After WW2 I understand that as a country we lost 50% of our hedgerows – a situation attributed to farmers grubbing them out. We have largely ended this situation and since 1997 parliament has passed laws protecting hedgerows, especially if they are classed as ancient hedgerows. Ancient hedgerows are recognisable by wide criteria such as the number of woody species they contain, the number of woodland indicator plant species that are found in the under-storey and their general curved linear appearance. They are often found alongside ancient footpaths or on the old drovers’ routes.

These hedgerows are protected by law because of their intrinsic value to wildlife, their importance in our cultural history and for their aesthetic appearance in our environment. All this is obviously very good, as everyone must realise by now, when you get the words Crich and environment in the same sentence you should fear the worst. Here in Crich, ancient hedgerows, while in theory protected by law, have the misfortune of being in an area earmarked for “improvement” by Amber Valley Borough Council. As many people will know, they are currently in the process of overseeing a large increase in their council tax revenues by way of overseeing a large decrease in green fields around Crich.

Thus, in order to facilitate the council’s vision for our village an ecological report was carried out by a team of ecologists working for Gladman Developments – who wished to transform Roes Lane from an edge-of-village backwater into an executive nirvana. This report lay bare the techniques which those who are not interested in ancient hedgerows or in wildlife around Crich, or in listening to local communities, use to circumvent the laws of this land which they wish did not exist.

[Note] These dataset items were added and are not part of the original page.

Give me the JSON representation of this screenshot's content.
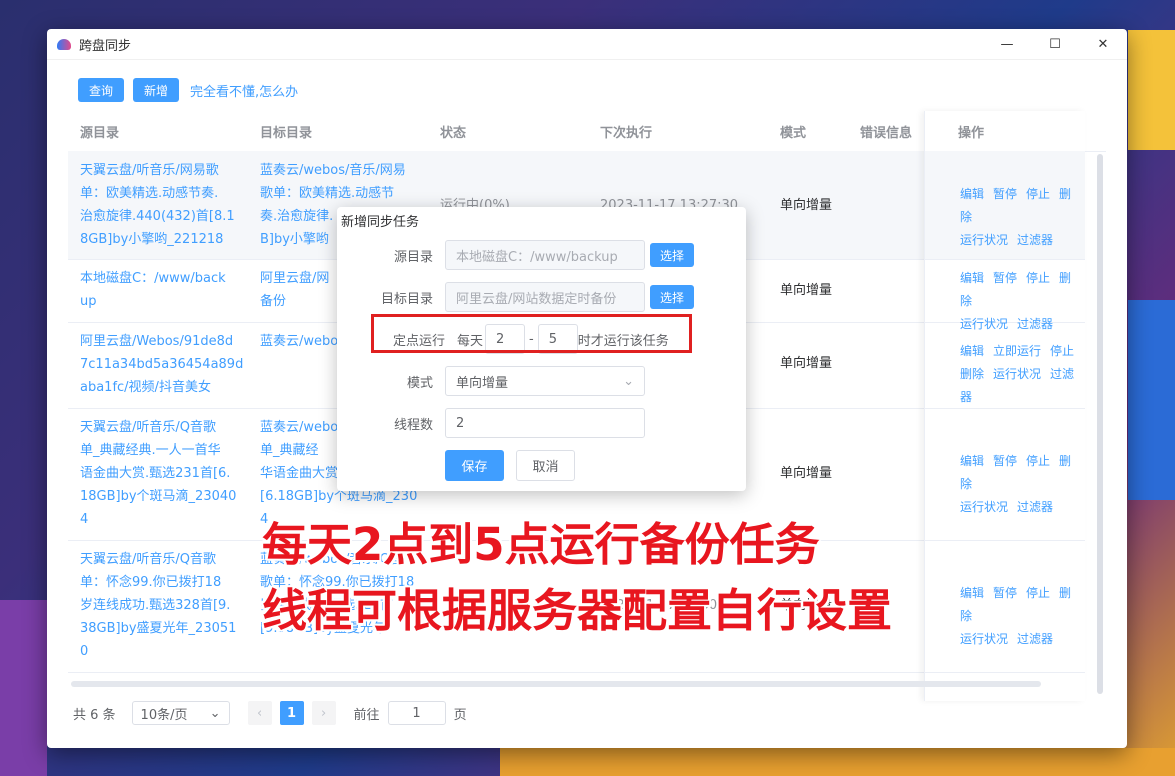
{
  "window": {
    "title": "跨盘同步",
    "minimize": "—",
    "maximize": "☐",
    "close": "✕"
  },
  "toolbar": {
    "query_label": "查询",
    "add_label": "新增",
    "help_link": "完全看不懂,怎么办"
  },
  "table": {
    "headers": {
      "source": "源目录",
      "target": "目标目录",
      "status": "状态",
      "next_run": "下次执行",
      "mode": "模式",
      "error": "错误信息",
      "ops": "操作"
    },
    "rows": [
      {
        "source": [
          "天翼云盘/听音乐/网易歌",
          "单：欧美精选.动感节奏.",
          "治愈旋律.440(432)首[8.1",
          "8GB]by小擎哟_221218"
        ],
        "target": [
          "蓝奏云/webos/音乐/网易",
          "歌单：欧美精选.动感节",
          "奏.治愈旋律.",
          "B]by小擎哟"
        ],
        "status": "运行中(0%)",
        "next_run": "2023-11-17 13:27:30",
        "mode": "单向增量",
        "ops1": [
          "编辑",
          "暂停",
          "停止",
          "删除"
        ],
        "ops2": [
          "运行状况",
          "过滤器"
        ]
      },
      {
        "source": [
          "本地磁盘C：/www/back",
          "up"
        ],
        "target": [
          "阿里云盘/网",
          "备份"
        ],
        "mode": "单向增量",
        "ops1": [
          "编辑",
          "暂停",
          "停止",
          "删除"
        ],
        "ops2": [
          "运行状况",
          "过滤器"
        ]
      },
      {
        "source": [
          "阿里云盘/Webos/91de8d",
          "7c11a34bd5a36454a89d",
          "aba1fc/视频/抖音美女"
        ],
        "target": [
          "蓝奏云/webo"
        ],
        "mode": "单向增量",
        "ops1": [
          "编辑",
          "立即运行",
          "停止"
        ],
        "ops2": [
          "删除",
          "运行状况",
          "过滤器"
        ]
      },
      {
        "source": [
          "天翼云盘/听音乐/Q音歌",
          "单_典藏经典.一人一首华",
          "语金曲大赏.甄选231首[6.",
          "18GB]by个斑马滴_23040",
          "4"
        ],
        "target": [
          "蓝奏云/webo",
          "单_典藏经",
          "华语金曲大赏",
          "[6.18GB]by个斑马滴_230",
          "4"
        ],
        "mode": "单向增量",
        "ops1": [
          "编辑",
          "暂停",
          "停止",
          "删除"
        ],
        "ops2": [
          "运行状况",
          "过滤器"
        ]
      },
      {
        "source": [
          "天翼云盘/听音乐/Q音歌",
          "单：怀念99.你已拨打18",
          "岁连线成功.甄选328首[9.",
          "38GB]by盛夏光年_23051",
          "0"
        ],
        "target": [
          "蓝奏云/webos/音乐/Q音",
          "歌单：怀念99.你已拨打18",
          "岁连线成功.甄选328首",
          "[9.38GB]by盛夏光年"
        ],
        "next_run": "2023-11-17 13:30",
        "mode": "单向增量",
        "ops1": [
          "编辑",
          "暂停",
          "停止",
          "删除"
        ],
        "ops2": [
          "运行状况",
          "过滤器"
        ]
      }
    ]
  },
  "pagination": {
    "total": "共 6 条",
    "page_size": "10条/页",
    "current": "1",
    "goto_label": "前往",
    "goto_value": "1",
    "page_suffix": "页"
  },
  "dialog": {
    "title": "新增同步任务",
    "source_label": "源目录",
    "source_value": "本地磁盘C：/www/backup",
    "target_label": "目标目录",
    "target_value": "阿里云盘/网站数据定时备份",
    "choose_label": "选择",
    "schedule_label": "定点运行",
    "schedule_prefix": "每天",
    "start_hour": "2",
    "dash": "-",
    "end_hour": "5",
    "schedule_suffix": "时才运行该任务",
    "mode_label": "模式",
    "mode_value": "单向增量",
    "threads_label": "线程数",
    "threads_value": "2",
    "save_label": "保存",
    "cancel_label": "取消"
  },
  "captions": {
    "line1": "每天2点到5点运行备份任务",
    "line2": "线程可根据服务器配置自行设置"
  },
  "colors": {
    "primary": "#409eff",
    "caption": "#e8161f",
    "highlight": "#e02020"
  }
}
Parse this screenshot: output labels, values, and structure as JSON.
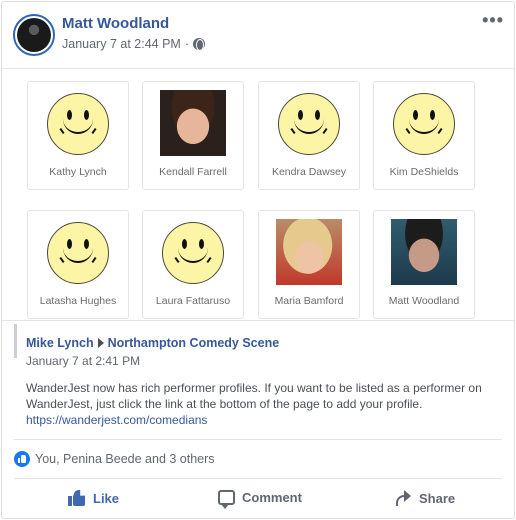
{
  "post": {
    "author": "Matt Woodland",
    "timestamp": "January 7 at 2:44 PM",
    "separator": "·",
    "privacy_icon": "globe-icon",
    "menu_icon": "more-options-icon",
    "menu_glyph": "•••"
  },
  "performers": [
    {
      "name": "Kathy Lynch",
      "image": "smiley"
    },
    {
      "name": "Kendall Farrell",
      "image": "photo"
    },
    {
      "name": "Kendra Dawsey",
      "image": "smiley"
    },
    {
      "name": "Kim DeShields",
      "image": "smiley"
    },
    {
      "name": "Latasha Hughes",
      "image": "smiley"
    },
    {
      "name": "Laura Fattaruso",
      "image": "smiley"
    },
    {
      "name": "Maria Bamford",
      "image": "photo"
    },
    {
      "name": "Matt Woodland",
      "image": "photo"
    }
  ],
  "shared_post": {
    "author": "Mike Lynch",
    "target": "Northampton Comedy Scene",
    "timestamp": "January 7 at 2:41 PM",
    "body_line1": "WanderJest now has rich performer profiles. If you want to be listed as a performer on",
    "body_line2": "WanderJest, just click the link at the bottom of the page to add your profile.",
    "link": "https://wanderjest.com/comedians"
  },
  "reactions": {
    "summary": "You, Penina Beede and 3 others"
  },
  "actions": {
    "like": "Like",
    "comment": "Comment",
    "share": "Share"
  },
  "colors": {
    "link_blue": "#365899",
    "like_active": "#4267b2",
    "smiley_fill": "#fdf5a6"
  }
}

The report simply said the hedgerows were not ancient and not protected. Now this statement may have been a mistruth, or even a honest mistake, but it was sufficiently plausible for the ABVC planning committee to not unduly question the validity of the application.

When it was pointed out to the AVBC planning department that the hedgerows on the site met the criteria for ancient hedgerows as set out in the Hedgerows Act 1997 and therefore were given protection by law, an AVBC employee rang to say “Well we can’t be expected to know everything about ecology”, and “anyway the decision can’t be reversed”. This latter statement may well be correct, but it was interesting to hear that the AVBC planning committee by their own admission suffer from a competency deficit when dealing in matters ecological. This provided little comfort for those of us who long suspected that the council does not know what it is doing to be proved correct.

The upshot of the whole sorry episode has been that many people who previously had faith in authority to do the right thing have been sorely disabused of this notion. We have also learnt that if a developer wishes to build houses in the countryside and pays for an ecological report it will be more likely to be entered into the Booker Prize fiction awards than receive an accolade for environmental protection.